На следующем этапе аркады приобрели ключевой технический компонент, отличающий их от садов: оболочку из стекла и металла, позаимствованную у оранжерей из аристократических поместий и европейских публичных садов. Такие крыши обеспечивали освещение и защиту от непогоды, а владельцы собственности могли быстро и без больших расходов перекрывать улицы, не занимаясь строительством дорогих фундаментов. В 1791 году был построен пассаж Фейдо, ставший образцом для подражания. Это был пешеходный проход, соединяющий две улицы посреди квартала. По обе стороны его симметрично располагались застекленные витрины магазинов, а крыша была стеклянной. Так появился новый вид улиц, где пешеходы могли спокойно гулять, не опасаясь транспорта. Владельцы земли открыли для себя новые возможности для инвестиций, а торговцы – новые возможности для торговли3. Концепция быстро распространилась. За пассажем Фейдо в 1799 году последовал пассаж Каир (под Каиром Наполеон сражался с британцами, чтобы разрушить британскую монополию на торговлю в Средиземноморье), украшенный в египетском стиле, а в 1800 году в Париже был построен пассаж Панорама. Далее аркады стали появляться одна за другой: в период с 1820-го по 1840 год было построено 15 торговых аркад. Париж стал торговой столицей мира. В центре можно было переходить из одного магазина в другой, словно находясь в богатом царстве среднего класса. В иллюстрированном путеводителе 1852 года так описывалась эта новация: «Пассажи, недавнее изобретение промышленной роскоши, представляют собой крытые стеклом вымощенные мрамором проходы через целые массивы домов, владельцы которых объединились для подобного предприятия. По обеим сторонам этих проходов, освещаемых сверху, располагаются самые элегантные магазины, так что подобный пассаж оказывается городом, миром в миниатюре»4.

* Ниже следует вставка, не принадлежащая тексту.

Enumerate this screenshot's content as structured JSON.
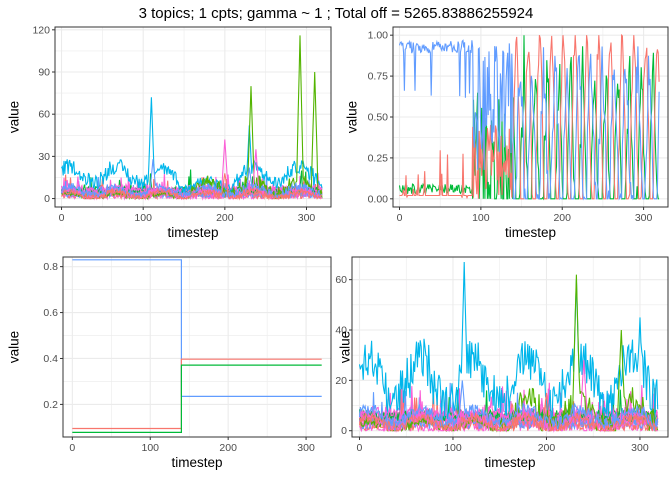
{
  "title": "3 topics; 1 cpts; gamma ~ 1 ; Total off =  5265.83886255924",
  "colors": {
    "red": "#F8766D",
    "green": "#00BA38",
    "olive_green": "#53B400",
    "blue": "#619CFF",
    "cyan": "#00B6EB",
    "magenta": "#FB61D7",
    "grid": "#EBEBEB",
    "frame": "#333333"
  },
  "chart_data": [
    {
      "type": "line",
      "panel": "top-left",
      "xlabel": "timestep",
      "ylabel": "value",
      "xlim": [
        -8,
        330
      ],
      "ylim": [
        -6,
        122
      ],
      "xticks": [
        0,
        100,
        200,
        300
      ],
      "yticks": [
        0,
        30,
        60,
        90,
        120
      ],
      "grid": true,
      "legend": "none",
      "note_on_series": "many noisy count series per topic; values estimated",
      "series_summary": [
        {
          "color": "cyan",
          "typical": [
            10,
            30
          ],
          "peaks": [
            [
              110,
              72
            ],
            [
              230,
              52
            ]
          ]
        },
        {
          "color": "olive_green",
          "typical": [
            0,
            20
          ],
          "peaks": [
            [
              232,
              80
            ],
            [
              292,
              116
            ],
            [
              310,
              90
            ]
          ]
        },
        {
          "color": "magenta",
          "typical": [
            0,
            10
          ],
          "peaks": [
            [
              200,
              42
            ],
            [
              238,
              35
            ]
          ]
        },
        {
          "color": "blue",
          "typical": [
            2,
            12
          ],
          "peaks": [
            [
              112,
              28
            ],
            [
              230,
              22
            ]
          ]
        },
        {
          "color": "red",
          "typical": [
            0,
            8
          ],
          "peaks": [
            [
              200,
              18
            ]
          ]
        }
      ]
    },
    {
      "type": "line",
      "panel": "top-right",
      "xlabel": "timestep",
      "ylabel": "value",
      "xlim": [
        -8,
        330
      ],
      "ylim": [
        -0.05,
        1.05
      ],
      "xticks": [
        0,
        100,
        200,
        300
      ],
      "yticks": [
        "0.00",
        "0.25",
        "0.50",
        "0.75",
        "1.00"
      ],
      "grid": true,
      "legend": "none",
      "series": [
        {
          "color": "blue",
          "segments": [
            [
              0,
              0.97
            ],
            [
              90,
              0.95
            ],
            [
              100,
              0.5
            ],
            [
              140,
              0.55
            ],
            [
              320,
              0.3
            ]
          ]
        },
        {
          "color": "red",
          "segments": [
            [
              0,
              0.0
            ],
            [
              100,
              0.35
            ],
            [
              200,
              0.6
            ],
            [
              280,
              0.98
            ],
            [
              320,
              0.05
            ]
          ]
        },
        {
          "color": "green",
          "segments": [
            [
              0,
              0.03
            ],
            [
              100,
              0.02
            ],
            [
              140,
              0.6
            ],
            [
              220,
              0.3
            ],
            [
              320,
              0.15
            ]
          ]
        }
      ]
    },
    {
      "type": "line",
      "panel": "bottom-left",
      "xlabel": "timestep",
      "ylabel": "value",
      "xlim": [
        -12,
        332
      ],
      "ylim": [
        0.058,
        0.842
      ],
      "xticks": [
        0,
        100,
        200,
        300
      ],
      "yticks": [
        "0.2",
        "0.4",
        "0.6",
        "0.8"
      ],
      "grid": true,
      "legend": "none",
      "changepoint": 140,
      "series": [
        {
          "color": "blue",
          "before": 0.83,
          "after": 0.235
        },
        {
          "color": "red",
          "before": 0.095,
          "after": 0.397
        },
        {
          "color": "green",
          "before": 0.078,
          "after": 0.371
        }
      ]
    },
    {
      "type": "line",
      "panel": "bottom-right",
      "xlabel": "timestep",
      "ylabel": "value",
      "xlim": [
        -8,
        330
      ],
      "ylim": [
        -2.5,
        69
      ],
      "xticks": [
        0,
        100,
        200,
        300
      ],
      "yticks": [
        0,
        20,
        40,
        60
      ],
      "grid": true,
      "legend": "none",
      "note_on_series": "many noisy count series per topic; values estimated",
      "series_summary": [
        {
          "color": "cyan",
          "typical": [
            10,
            40
          ],
          "peaks": [
            [
              112,
              67
            ],
            [
              232,
              60
            ],
            [
              300,
              45
            ]
          ]
        },
        {
          "color": "olive_green",
          "typical": [
            0,
            20
          ],
          "peaks": [
            [
              232,
              62
            ],
            [
              280,
              40
            ]
          ]
        },
        {
          "color": "magenta",
          "typical": [
            0,
            10
          ],
          "peaks": [
            [
              240,
              28
            ]
          ]
        },
        {
          "color": "blue",
          "typical": [
            2,
            12
          ],
          "peaks": [
            [
              110,
              20
            ]
          ]
        },
        {
          "color": "red",
          "typical": [
            0,
            8
          ],
          "peaks": [
            [
              200,
              15
            ]
          ]
        }
      ]
    }
  ]
}
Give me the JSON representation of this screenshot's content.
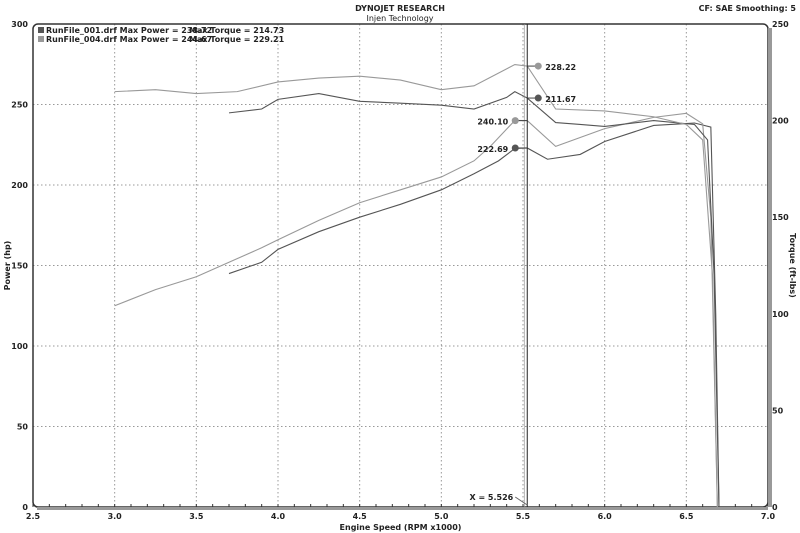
{
  "header": {
    "title": "DYNOJET RESEARCH",
    "subtitle": "Injen Technology",
    "settings": "CF: SAE  Smoothing: 5"
  },
  "chart_data": {
    "type": "line",
    "xlabel": "Engine Speed (RPM x1000)",
    "ylabel": "Power (hp)",
    "y2label": "Torque (ft-lbs)",
    "xlim": [
      2.5,
      7.0
    ],
    "ylim": [
      0,
      300
    ],
    "y2lim": [
      0,
      250
    ],
    "xticks": [
      "2.5",
      "3.0",
      "3.5",
      "4.0",
      "4.5",
      "5.0",
      "5.5",
      "6.0",
      "6.5",
      "7.0"
    ],
    "yticks": [
      "0",
      "50",
      "100",
      "150",
      "200",
      "250",
      "300"
    ],
    "y2ticks": [
      "0",
      "50",
      "100",
      "150",
      "200",
      "250"
    ],
    "grid": true,
    "legend_position": "top-left",
    "legend": [
      {
        "label": "RunFile_001.drf Max Power = 238.72",
        "torque_label": "Max Torque = 214.73",
        "color": "#555555"
      },
      {
        "label": "RunFile_004.drf Max Power = 244.67",
        "torque_label": "Max Torque = 229.21",
        "color": "#999999"
      }
    ],
    "cursor": {
      "x": 5.526,
      "label": "X = 5.526"
    },
    "series": [
      {
        "run": "RunFile_001.drf",
        "quantity": "power",
        "axis": "left",
        "color": "#555555",
        "x": [
          3.7,
          3.9,
          4.0,
          4.25,
          4.5,
          4.75,
          5.0,
          5.2,
          5.35,
          5.45,
          5.526,
          5.65,
          5.85,
          6.0,
          6.3,
          6.55,
          6.65,
          6.68,
          6.7
        ],
        "y": [
          145,
          152,
          160,
          171,
          180,
          188,
          197,
          207,
          215,
          222.69,
          223,
          216,
          219,
          227,
          237,
          238.5,
          236,
          120,
          0
        ]
      },
      {
        "run": "RunFile_004.drf",
        "quantity": "power",
        "axis": "left",
        "color": "#999999",
        "x": [
          3.0,
          3.25,
          3.5,
          3.7,
          3.9,
          4.0,
          4.25,
          4.5,
          4.75,
          5.0,
          5.2,
          5.3,
          5.45,
          5.526,
          5.7,
          6.0,
          6.3,
          6.5,
          6.6,
          6.65,
          6.69
        ],
        "y": [
          125,
          135,
          143,
          152,
          161,
          166,
          178,
          189,
          197,
          205,
          215,
          224,
          240.1,
          240,
          224,
          235,
          242,
          244.5,
          238,
          180,
          0
        ]
      },
      {
        "run": "RunFile_001.drf",
        "quantity": "torque",
        "axis": "right",
        "color": "#555555",
        "x": [
          3.7,
          3.9,
          4.0,
          4.25,
          4.5,
          4.75,
          5.0,
          5.2,
          5.4,
          5.45,
          5.526,
          5.7,
          5.85,
          6.0,
          6.3,
          6.55,
          6.63,
          6.67,
          6.7
        ],
        "y": [
          204,
          206,
          211,
          214,
          210,
          209,
          208,
          206,
          212,
          215,
          211.67,
          199,
          198,
          197,
          200,
          198,
          190,
          120,
          0
        ]
      },
      {
        "run": "RunFile_004.drf",
        "quantity": "torque",
        "axis": "right",
        "color": "#999999",
        "x": [
          3.0,
          3.25,
          3.5,
          3.75,
          4.0,
          4.25,
          4.5,
          4.75,
          5.0,
          5.2,
          5.45,
          5.526,
          5.7,
          6.0,
          6.3,
          6.5,
          6.6,
          6.66,
          6.69
        ],
        "y": [
          215,
          216,
          214,
          215,
          220,
          222,
          223,
          221,
          216,
          218,
          229,
          228.22,
          206,
          205,
          202,
          198,
          190,
          120,
          0
        ]
      }
    ],
    "markers": [
      {
        "label": "228.22",
        "series": 3,
        "side": "right"
      },
      {
        "label": "211.67",
        "series": 2,
        "side": "right"
      },
      {
        "label": "240.10",
        "series": 1,
        "side": "left"
      },
      {
        "label": "222.69",
        "series": 0,
        "side": "left"
      }
    ]
  }
}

В 1815–1819 годах аркады появились и на другом берегу Ла-Манша. На Пиккадилли была построена аркада Берлингтон, потом подобные торговые комплексы стали появляться и в других городах, разбогатевших на торговле: в Бордо, Брюсселе, Глазго, Ньюкасле и даже в Санкт-Петербурге, где Пассаж открылся в 1848 году. Размеры, высота и сложность новых аркад повышалась с каждым годом и достигла пика в 1865–1867 годах, когда в Милане была построена галерея Виктора-Эммануила II: двойная аркада имела четыре уровня, а место пересечения венчал величественный стеклянный купол. В 1890 году самая большая аркада мира была построена в американском Кливленде – под 90-метровым стеклянным куполом расположились пять этажей магазинов и контор5. В то же время кампания по строительству тротуаров превратила в своеобразные аркады обычные городские улицы. В период с 1838-го по 1870 год в Париже было построено тротуаров больше, чем за все время со времен Римской империи: 181 000 метров в 1849 году из 420 000 метров улиц.

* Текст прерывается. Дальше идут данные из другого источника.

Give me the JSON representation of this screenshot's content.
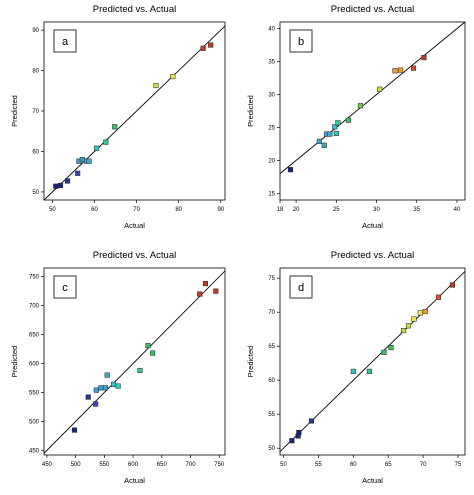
{
  "chart_data": [
    {
      "type": "scatter",
      "panel_label": "a",
      "title": "Predicted vs. Actual",
      "xlabel": "Actual",
      "ylabel": "Predicted",
      "xlim": [
        48,
        91
      ],
      "ylim": [
        48,
        92
      ],
      "xticks": [
        50,
        60,
        70,
        80,
        90
      ],
      "yticks": [
        50,
        60,
        70,
        80,
        90
      ],
      "reference_line": "y = x",
      "points": [
        {
          "x": 50.8,
          "y": 51.4,
          "color": "#1a237e"
        },
        {
          "x": 51.9,
          "y": 51.6,
          "color": "#1a237e"
        },
        {
          "x": 53.6,
          "y": 52.7,
          "color": "#283593"
        },
        {
          "x": 56.0,
          "y": 54.6,
          "color": "#3949ab"
        },
        {
          "x": 56.3,
          "y": 57.6,
          "color": "#3a9fd6"
        },
        {
          "x": 57.1,
          "y": 58.0,
          "color": "#3a9fd6"
        },
        {
          "x": 58.1,
          "y": 57.6,
          "color": "#3fa7c9"
        },
        {
          "x": 58.7,
          "y": 57.6,
          "color": "#3fa7c9"
        },
        {
          "x": 60.5,
          "y": 60.8,
          "color": "#33c6c6"
        },
        {
          "x": 62.7,
          "y": 62.3,
          "color": "#2ec4a0"
        },
        {
          "x": 64.8,
          "y": 66.1,
          "color": "#3cc066"
        },
        {
          "x": 74.6,
          "y": 76.3,
          "color": "#c6e044"
        },
        {
          "x": 78.6,
          "y": 78.5,
          "color": "#e8e64a"
        },
        {
          "x": 85.8,
          "y": 85.5,
          "color": "#c0392b"
        },
        {
          "x": 87.6,
          "y": 86.3,
          "color": "#c0392b"
        }
      ]
    },
    {
      "type": "scatter",
      "panel_label": "b",
      "title": "Predicted vs. Actual",
      "xlabel": "Actual",
      "ylabel": "Predicted",
      "xlim": [
        18,
        41
      ],
      "ylim": [
        14,
        41
      ],
      "xticks": [
        18,
        20,
        25,
        30,
        35,
        40
      ],
      "yticks": [
        15,
        20,
        25,
        30,
        35,
        40
      ],
      "reference_line": "y = x",
      "points": [
        {
          "x": 19.3,
          "y": 18.6,
          "color": "#1a237e"
        },
        {
          "x": 22.9,
          "y": 22.9,
          "color": "#3fa7c9"
        },
        {
          "x": 23.5,
          "y": 22.3,
          "color": "#3fa7c9"
        },
        {
          "x": 23.8,
          "y": 24.0,
          "color": "#3a9fd6"
        },
        {
          "x": 24.2,
          "y": 24.0,
          "color": "#3fa7c9"
        },
        {
          "x": 24.8,
          "y": 25.1,
          "color": "#33c6c6"
        },
        {
          "x": 25.0,
          "y": 24.1,
          "color": "#33c6c6"
        },
        {
          "x": 25.2,
          "y": 25.7,
          "color": "#2ec4a0"
        },
        {
          "x": 26.5,
          "y": 26.1,
          "color": "#3cc066"
        },
        {
          "x": 28.0,
          "y": 28.3,
          "color": "#6ccb4a"
        },
        {
          "x": 30.4,
          "y": 30.8,
          "color": "#c6e044"
        },
        {
          "x": 32.3,
          "y": 33.6,
          "color": "#f0a030"
        },
        {
          "x": 33.0,
          "y": 33.7,
          "color": "#f0a030"
        },
        {
          "x": 34.6,
          "y": 34.0,
          "color": "#d4512b"
        },
        {
          "x": 35.9,
          "y": 35.6,
          "color": "#c0392b"
        }
      ]
    },
    {
      "type": "scatter",
      "panel_label": "c",
      "title": "Predicted vs. Actual",
      "xlabel": "Actual",
      "ylabel": "Predicted",
      "xlim": [
        445,
        760
      ],
      "ylim": [
        442,
        765
      ],
      "xticks": [
        450,
        500,
        550,
        600,
        650,
        700,
        750
      ],
      "yticks": [
        450,
        500,
        550,
        600,
        650,
        700,
        750
      ],
      "reference_line": "y = x",
      "points": [
        {
          "x": 498,
          "y": 485,
          "color": "#1a237e"
        },
        {
          "x": 522,
          "y": 542,
          "color": "#283593"
        },
        {
          "x": 535,
          "y": 530,
          "color": "#3949ab"
        },
        {
          "x": 536,
          "y": 554,
          "color": "#3a9fd6"
        },
        {
          "x": 544,
          "y": 558,
          "color": "#3a9fd6"
        },
        {
          "x": 552,
          "y": 558,
          "color": "#3fa7c9"
        },
        {
          "x": 555,
          "y": 580,
          "color": "#3fa7c9"
        },
        {
          "x": 566,
          "y": 564,
          "color": "#33c6c6"
        },
        {
          "x": 574,
          "y": 561,
          "color": "#33c6c6"
        },
        {
          "x": 612,
          "y": 588,
          "color": "#2ec4a0"
        },
        {
          "x": 626,
          "y": 631,
          "color": "#3cc066"
        },
        {
          "x": 634,
          "y": 618,
          "color": "#3cc066"
        },
        {
          "x": 716,
          "y": 720,
          "color": "#c0392b"
        },
        {
          "x": 726,
          "y": 738,
          "color": "#c0392b"
        },
        {
          "x": 744,
          "y": 725,
          "color": "#c0392b"
        }
      ]
    },
    {
      "type": "scatter",
      "panel_label": "d",
      "title": "Predicted vs. Actual",
      "xlabel": "Actual",
      "ylabel": "Predicted",
      "xlim": [
        49.5,
        76
      ],
      "ylim": [
        49,
        76.5
      ],
      "xticks": [
        50,
        55,
        60,
        65,
        70,
        75
      ],
      "yticks": [
        50,
        55,
        60,
        65,
        70,
        75
      ],
      "reference_line": "y = x",
      "points": [
        {
          "x": 51.2,
          "y": 51.1,
          "color": "#1a237e"
        },
        {
          "x": 52.1,
          "y": 51.8,
          "color": "#1a237e"
        },
        {
          "x": 52.2,
          "y": 52.3,
          "color": "#1a237e"
        },
        {
          "x": 54.0,
          "y": 54.0,
          "color": "#283593"
        },
        {
          "x": 60.0,
          "y": 61.3,
          "color": "#33c6c6"
        },
        {
          "x": 62.3,
          "y": 61.3,
          "color": "#2ec4a0"
        },
        {
          "x": 64.4,
          "y": 64.1,
          "color": "#3cc066"
        },
        {
          "x": 65.4,
          "y": 64.8,
          "color": "#3cc066"
        },
        {
          "x": 67.2,
          "y": 67.3,
          "color": "#c6e044"
        },
        {
          "x": 67.9,
          "y": 68.0,
          "color": "#c6e044"
        },
        {
          "x": 68.7,
          "y": 69.0,
          "color": "#e8e64a"
        },
        {
          "x": 69.6,
          "y": 69.9,
          "color": "#e8e64a"
        },
        {
          "x": 70.3,
          "y": 70.1,
          "color": "#f0a030"
        },
        {
          "x": 72.2,
          "y": 72.2,
          "color": "#d4512b"
        },
        {
          "x": 74.2,
          "y": 74.0,
          "color": "#c0392b"
        }
      ]
    }
  ]
}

Великий литературный критик и социальный историк начала ХХ века Вальтер Беньямин воспринимал парижские аркады как горнило общества XIX века, особенно во времена консервативной Второй империи 1852–1870 годов, когда промышленное производство, коммерция, потребительский капитализм и репрессивное буржуазное социальное устройство создали современный мир. Для Беньямина демонстрация одежды была центральным элементом представления, поскольку воплощала в себе, с одной стороны, текстильную торговлю, а с другой – промышленную революцию с ее железом и стеклом. Оба элемента обеспечивали материалы и богатство всей системы. Беньямин цитировал слова писателя Оноре де Бальзака, который называл эпоху аркад временем торговли одеждой: «Поэзия витрин поет свои красочные строфы от церкви Мадлен до ворот Сен-Дени»6.

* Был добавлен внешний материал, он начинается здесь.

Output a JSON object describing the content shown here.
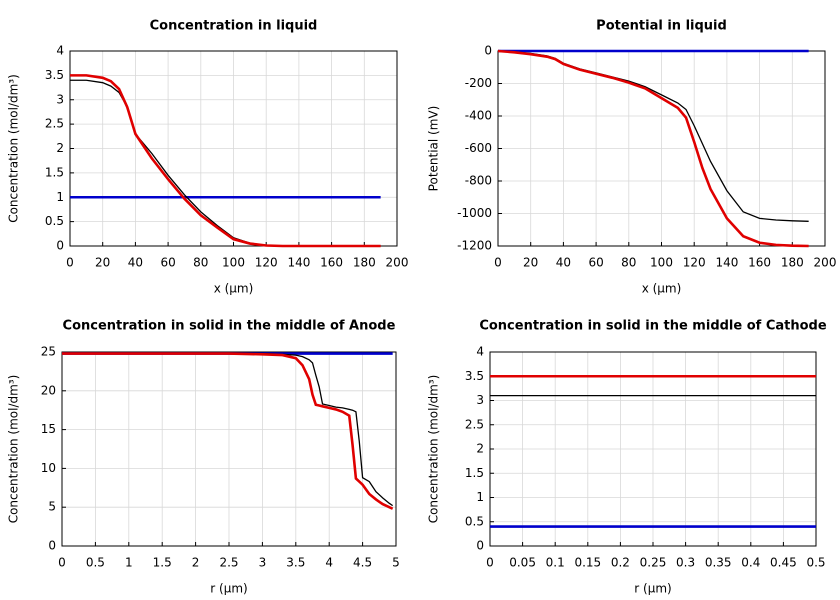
{
  "chart_data": [
    {
      "type": "line",
      "title": "Concentration in liquid",
      "xlabel": "x (µm)",
      "ylabel": "Concentration (mol/dm³)",
      "x": [
        0,
        10,
        20,
        25,
        30,
        35,
        40,
        50,
        60,
        70,
        80,
        90,
        100,
        110,
        120,
        130,
        140,
        150,
        160,
        170,
        180,
        190
      ],
      "series": [
        {
          "color": "#0000cc",
          "values": [
            1,
            1,
            1,
            1,
            1,
            1,
            1,
            1,
            1,
            1,
            1,
            1,
            1,
            1,
            1,
            1,
            1,
            1,
            1,
            1,
            1,
            1
          ]
        },
        {
          "color": "#000000",
          "values": [
            3.4,
            3.4,
            3.35,
            3.28,
            3.15,
            2.85,
            2.3,
            1.9,
            1.45,
            1.05,
            0.7,
            0.42,
            0.17,
            0.06,
            0.01,
            0,
            0,
            0,
            0,
            0,
            0,
            0
          ]
        },
        {
          "color": "#e00000",
          "values": [
            3.5,
            3.5,
            3.45,
            3.38,
            3.22,
            2.85,
            2.3,
            1.8,
            1.37,
            0.97,
            0.63,
            0.38,
            0.14,
            0.05,
            0.01,
            0,
            0,
            0,
            0,
            0,
            0,
            0
          ]
        }
      ],
      "xlim": [
        0,
        200
      ],
      "xticks": [
        0,
        20,
        40,
        60,
        80,
        100,
        120,
        140,
        160,
        180,
        200
      ],
      "ylim": [
        0,
        4
      ],
      "yticks": [
        0,
        0.5,
        1,
        1.5,
        2,
        2.5,
        3,
        3.5,
        4
      ],
      "grid": true
    },
    {
      "type": "line",
      "title": "Potential in liquid",
      "xlabel": "x (µm)",
      "ylabel": "Potential (mV)",
      "x": [
        0,
        10,
        20,
        30,
        35,
        40,
        50,
        60,
        70,
        80,
        90,
        100,
        110,
        115,
        120,
        125,
        130,
        140,
        150,
        160,
        170,
        180,
        190
      ],
      "series": [
        {
          "color": "#0000cc",
          "values": [
            0,
            0,
            0,
            0,
            0,
            0,
            0,
            0,
            0,
            0,
            0,
            0,
            0,
            0,
            0,
            0,
            0,
            0,
            0,
            0,
            0,
            0,
            0
          ]
        },
        {
          "color": "#000000",
          "values": [
            0,
            -5,
            -15,
            -30,
            -45,
            -75,
            -110,
            -135,
            -160,
            -185,
            -220,
            -270,
            -320,
            -360,
            -460,
            -570,
            -680,
            -860,
            -990,
            -1030,
            -1040,
            -1045,
            -1048
          ]
        },
        {
          "color": "#e00000",
          "values": [
            0,
            -8,
            -20,
            -35,
            -50,
            -80,
            -115,
            -140,
            -165,
            -195,
            -230,
            -290,
            -350,
            -410,
            -560,
            -720,
            -850,
            -1030,
            -1140,
            -1180,
            -1193,
            -1198,
            -1200
          ]
        }
      ],
      "xlim": [
        0,
        200
      ],
      "xticks": [
        0,
        20,
        40,
        60,
        80,
        100,
        120,
        140,
        160,
        180,
        200
      ],
      "ylim": [
        -1200,
        0
      ],
      "yticks": [
        -1200,
        -1000,
        -800,
        -600,
        -400,
        -200,
        0
      ],
      "grid": true
    },
    {
      "type": "line",
      "title": "Concentration in solid in the middle of Anode",
      "xlabel": "r (µm)",
      "ylabel": "Concentration (mol/dm³)",
      "x": [
        0,
        0.5,
        1,
        1.5,
        2,
        2.5,
        3,
        3.3,
        3.5,
        3.6,
        3.7,
        3.75,
        3.8,
        3.85,
        3.9,
        4.0,
        4.1,
        4.2,
        4.3,
        4.35,
        4.4,
        4.45,
        4.5,
        4.6,
        4.7,
        4.8,
        4.9,
        4.95
      ],
      "series": [
        {
          "color": "#0000cc",
          "values": [
            24.8,
            24.8,
            24.8,
            24.8,
            24.8,
            24.8,
            24.8,
            24.8,
            24.8,
            24.8,
            24.8,
            24.8,
            24.8,
            24.8,
            24.8,
            24.8,
            24.8,
            24.8,
            24.8,
            24.8,
            24.8,
            24.8,
            24.8,
            24.8,
            24.8,
            24.8,
            24.8,
            24.8
          ]
        },
        {
          "color": "#000000",
          "values": [
            24.8,
            24.8,
            24.8,
            24.8,
            24.8,
            24.8,
            24.8,
            24.7,
            24.6,
            24.4,
            24.0,
            23.6,
            22.0,
            20.5,
            18.3,
            18.1,
            17.9,
            17.8,
            17.6,
            17.5,
            17.3,
            13.5,
            8.8,
            8.3,
            7.0,
            6.2,
            5.5,
            5.2
          ]
        },
        {
          "color": "#e00000",
          "values": [
            24.8,
            24.8,
            24.8,
            24.8,
            24.8,
            24.8,
            24.7,
            24.6,
            24.2,
            23.3,
            21.5,
            19.5,
            18.2,
            18.1,
            18.0,
            17.8,
            17.6,
            17.3,
            16.8,
            13.0,
            8.7,
            8.3,
            7.9,
            6.7,
            6.0,
            5.4,
            5.0,
            4.8
          ]
        }
      ],
      "xlim": [
        0,
        5
      ],
      "xticks": [
        0,
        0.5,
        1,
        1.5,
        2,
        2.5,
        3,
        3.5,
        4,
        4.5,
        5
      ],
      "ylim": [
        0,
        25
      ],
      "yticks": [
        0,
        5,
        10,
        15,
        20,
        25
      ],
      "grid": true
    },
    {
      "type": "line",
      "title": "Concentration in solid in the middle of Cathode",
      "xlabel": "r (µm)",
      "ylabel": "Concentration (mol/dm³)",
      "x": [
        0,
        0.25,
        0.5
      ],
      "series": [
        {
          "color": "#0000cc",
          "values": [
            0.4,
            0.4,
            0.4
          ]
        },
        {
          "color": "#000000",
          "values": [
            3.1,
            3.1,
            3.1
          ]
        },
        {
          "color": "#e00000",
          "values": [
            3.5,
            3.5,
            3.5
          ]
        }
      ],
      "xlim": [
        0,
        0.5
      ],
      "xticks": [
        0,
        0.05,
        0.1,
        0.15,
        0.2,
        0.25,
        0.3,
        0.35,
        0.4,
        0.45,
        0.5
      ],
      "ylim": [
        0,
        4
      ],
      "yticks": [
        0,
        0.5,
        1,
        1.5,
        2,
        2.5,
        3,
        3.5,
        4
      ],
      "grid": true
    }
  ]
}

Далее Беньямин замечал, что, продлевая часы торговли до глубокой ночи, аркады стали «местом, где впервые появилось газовое освещение»7. Новые пространства и связанная с ними деятельность породили новый тип человека: фланера, которого обессмертил поэт Шарль Бодлер. Фланер прогуливался по улицам, рассматривая витрины не в поисках товаров, но в стремлении увидеть новые вещи, новых людей. Фланер отправлялся «на асфальтовые мостовые пополнять свой гербарий», а города-аркады получали «своего летописца и философа». Беньямин считал романы Бальзака и стихи Бодлера первыми произведениями современной литературы. Он почувствовал их борьбу с новым городским пространством постоянного движения – постоянного торгового движения.